Now my friend and business school classmate Sam Kinney suggested this tradeoff was a false choice. I disagreed with him. But the exchange did get me to think a bit further. More data isn't necessarily linear in its benefits. It could have diminishing returns of course (as I argued in Pragmalytics) but it could also have increasing value as the incremental data might fill in a puzzle or help to make a connection. While that relationship between data and safety is hard for me to process, the government might help its case by being less deceptive and more transparent about what it's collecting, and its relative benefits. It might do this, if not for principle, then for the practical value of controlling the terms of the debate when, as David Brooks wrote so brilliantly this week, an increasingly anomic society cultivates Edward Snowdens at an accelerating clip.
I'm skeptical about the value of this data for identifying terrorists and preventing their attacks. Any competent terrorist network will use burner phones, run its own email servers, and communicate in code. But maybe the data surveillance program has value because it raises the bar to this level of infrastructure and process, and thus makes it harder for such networks to operate.

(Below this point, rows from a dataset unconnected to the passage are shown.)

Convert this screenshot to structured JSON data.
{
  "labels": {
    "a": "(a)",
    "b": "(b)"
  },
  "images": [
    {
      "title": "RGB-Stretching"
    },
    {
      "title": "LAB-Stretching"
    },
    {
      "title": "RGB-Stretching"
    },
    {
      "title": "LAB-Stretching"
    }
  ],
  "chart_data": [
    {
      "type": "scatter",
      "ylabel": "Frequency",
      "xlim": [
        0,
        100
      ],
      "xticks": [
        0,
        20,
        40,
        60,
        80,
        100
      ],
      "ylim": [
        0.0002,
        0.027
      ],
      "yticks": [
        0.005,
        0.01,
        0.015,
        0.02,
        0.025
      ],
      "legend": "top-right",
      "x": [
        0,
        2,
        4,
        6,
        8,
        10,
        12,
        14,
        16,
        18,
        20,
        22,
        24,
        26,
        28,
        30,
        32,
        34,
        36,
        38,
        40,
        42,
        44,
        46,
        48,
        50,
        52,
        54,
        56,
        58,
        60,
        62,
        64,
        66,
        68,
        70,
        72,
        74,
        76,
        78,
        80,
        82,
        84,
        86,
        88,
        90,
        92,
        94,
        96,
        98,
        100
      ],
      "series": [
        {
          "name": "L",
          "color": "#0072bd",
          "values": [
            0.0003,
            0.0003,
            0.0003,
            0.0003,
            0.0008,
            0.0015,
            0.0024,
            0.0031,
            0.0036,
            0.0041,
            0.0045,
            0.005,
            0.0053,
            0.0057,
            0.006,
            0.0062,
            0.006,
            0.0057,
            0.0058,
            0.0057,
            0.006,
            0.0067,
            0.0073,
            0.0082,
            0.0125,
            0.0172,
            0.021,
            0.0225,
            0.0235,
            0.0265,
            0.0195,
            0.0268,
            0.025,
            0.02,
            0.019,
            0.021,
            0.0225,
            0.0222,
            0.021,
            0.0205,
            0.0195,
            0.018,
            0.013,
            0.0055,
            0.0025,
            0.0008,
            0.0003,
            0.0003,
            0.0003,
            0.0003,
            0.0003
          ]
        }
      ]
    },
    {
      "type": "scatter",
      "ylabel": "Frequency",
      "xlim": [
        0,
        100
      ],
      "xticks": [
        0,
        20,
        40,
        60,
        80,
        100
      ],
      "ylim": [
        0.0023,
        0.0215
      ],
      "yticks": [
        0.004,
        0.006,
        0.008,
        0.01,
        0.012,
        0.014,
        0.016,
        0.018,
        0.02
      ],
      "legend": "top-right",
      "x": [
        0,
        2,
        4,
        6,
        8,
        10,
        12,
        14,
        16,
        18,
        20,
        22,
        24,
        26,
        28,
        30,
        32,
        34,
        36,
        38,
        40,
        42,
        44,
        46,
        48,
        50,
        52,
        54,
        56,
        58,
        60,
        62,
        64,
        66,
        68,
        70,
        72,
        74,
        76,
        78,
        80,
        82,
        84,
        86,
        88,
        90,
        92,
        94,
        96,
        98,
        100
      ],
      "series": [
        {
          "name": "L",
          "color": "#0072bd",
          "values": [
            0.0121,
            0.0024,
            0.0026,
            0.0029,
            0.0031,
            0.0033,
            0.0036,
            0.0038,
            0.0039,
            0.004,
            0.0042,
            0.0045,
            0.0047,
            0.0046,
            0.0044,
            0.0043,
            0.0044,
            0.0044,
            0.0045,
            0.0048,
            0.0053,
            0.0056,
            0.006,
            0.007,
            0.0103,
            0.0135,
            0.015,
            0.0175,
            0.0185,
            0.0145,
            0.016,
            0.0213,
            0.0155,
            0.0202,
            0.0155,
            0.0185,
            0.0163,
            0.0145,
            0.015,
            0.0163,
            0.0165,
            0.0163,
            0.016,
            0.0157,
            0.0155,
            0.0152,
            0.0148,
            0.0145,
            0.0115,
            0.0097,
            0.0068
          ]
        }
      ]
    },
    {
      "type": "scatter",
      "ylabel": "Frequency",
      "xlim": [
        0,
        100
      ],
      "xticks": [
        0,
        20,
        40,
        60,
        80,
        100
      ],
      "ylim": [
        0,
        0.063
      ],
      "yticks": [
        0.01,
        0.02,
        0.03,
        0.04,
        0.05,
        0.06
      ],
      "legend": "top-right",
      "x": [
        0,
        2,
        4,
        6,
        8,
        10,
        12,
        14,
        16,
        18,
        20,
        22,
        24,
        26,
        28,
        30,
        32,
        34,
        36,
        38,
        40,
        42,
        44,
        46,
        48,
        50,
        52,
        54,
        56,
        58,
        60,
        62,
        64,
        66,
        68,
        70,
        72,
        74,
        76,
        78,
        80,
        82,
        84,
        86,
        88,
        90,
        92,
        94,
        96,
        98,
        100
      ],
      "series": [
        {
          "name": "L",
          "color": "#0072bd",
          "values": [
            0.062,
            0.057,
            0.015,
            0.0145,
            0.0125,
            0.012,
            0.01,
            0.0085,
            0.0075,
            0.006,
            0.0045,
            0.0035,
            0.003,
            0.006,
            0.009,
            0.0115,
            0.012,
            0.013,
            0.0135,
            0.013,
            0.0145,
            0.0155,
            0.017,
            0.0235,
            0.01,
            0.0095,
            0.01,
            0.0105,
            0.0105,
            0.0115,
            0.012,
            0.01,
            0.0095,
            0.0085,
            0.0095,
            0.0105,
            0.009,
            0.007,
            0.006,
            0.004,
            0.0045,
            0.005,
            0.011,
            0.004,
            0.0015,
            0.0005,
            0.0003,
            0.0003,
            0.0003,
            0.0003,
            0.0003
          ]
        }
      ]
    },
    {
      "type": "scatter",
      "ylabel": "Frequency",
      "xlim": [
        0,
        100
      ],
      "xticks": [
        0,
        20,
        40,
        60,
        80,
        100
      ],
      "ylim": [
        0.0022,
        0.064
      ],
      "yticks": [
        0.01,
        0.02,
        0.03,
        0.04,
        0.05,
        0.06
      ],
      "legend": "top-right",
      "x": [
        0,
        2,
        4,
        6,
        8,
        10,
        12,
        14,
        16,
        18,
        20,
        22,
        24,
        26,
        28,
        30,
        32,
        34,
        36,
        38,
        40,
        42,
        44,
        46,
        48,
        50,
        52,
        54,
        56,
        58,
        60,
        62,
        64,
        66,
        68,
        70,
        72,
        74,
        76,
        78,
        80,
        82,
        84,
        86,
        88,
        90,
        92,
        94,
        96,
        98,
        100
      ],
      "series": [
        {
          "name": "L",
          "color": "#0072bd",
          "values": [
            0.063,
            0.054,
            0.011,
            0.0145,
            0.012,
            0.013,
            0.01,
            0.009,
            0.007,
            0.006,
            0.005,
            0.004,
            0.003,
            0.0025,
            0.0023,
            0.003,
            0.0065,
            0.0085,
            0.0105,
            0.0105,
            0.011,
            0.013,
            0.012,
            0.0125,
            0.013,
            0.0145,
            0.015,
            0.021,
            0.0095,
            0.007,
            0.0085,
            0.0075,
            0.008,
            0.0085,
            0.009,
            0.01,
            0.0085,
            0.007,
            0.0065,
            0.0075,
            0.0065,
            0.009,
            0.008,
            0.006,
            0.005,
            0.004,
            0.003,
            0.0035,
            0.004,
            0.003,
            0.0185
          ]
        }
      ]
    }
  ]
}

I'm not concerned about the use of my data for security purposes, especially not if it can save innocent boys and girls from losing limbs at the hands of sick whackos. I am really concerned it might get reused for other purposes in ways I don't approve, or by folks whose motives I don't approve, so I'm sure we could improve oversight, not only for what data gets used how, but of the vast, outsourced, increasingly unaccountable government we have in place. But right now, against the broader backdrop of gridlock on essentially any important public issue, I just think the debate needs to get more utilitarian, and less political and ideological. And, I think analytically-inclined folks can play a productive role in making this happen.
(Thanks to @zimbalist and @perryhewitt for steering me to some great links, and to Sam for pushing my thinking.)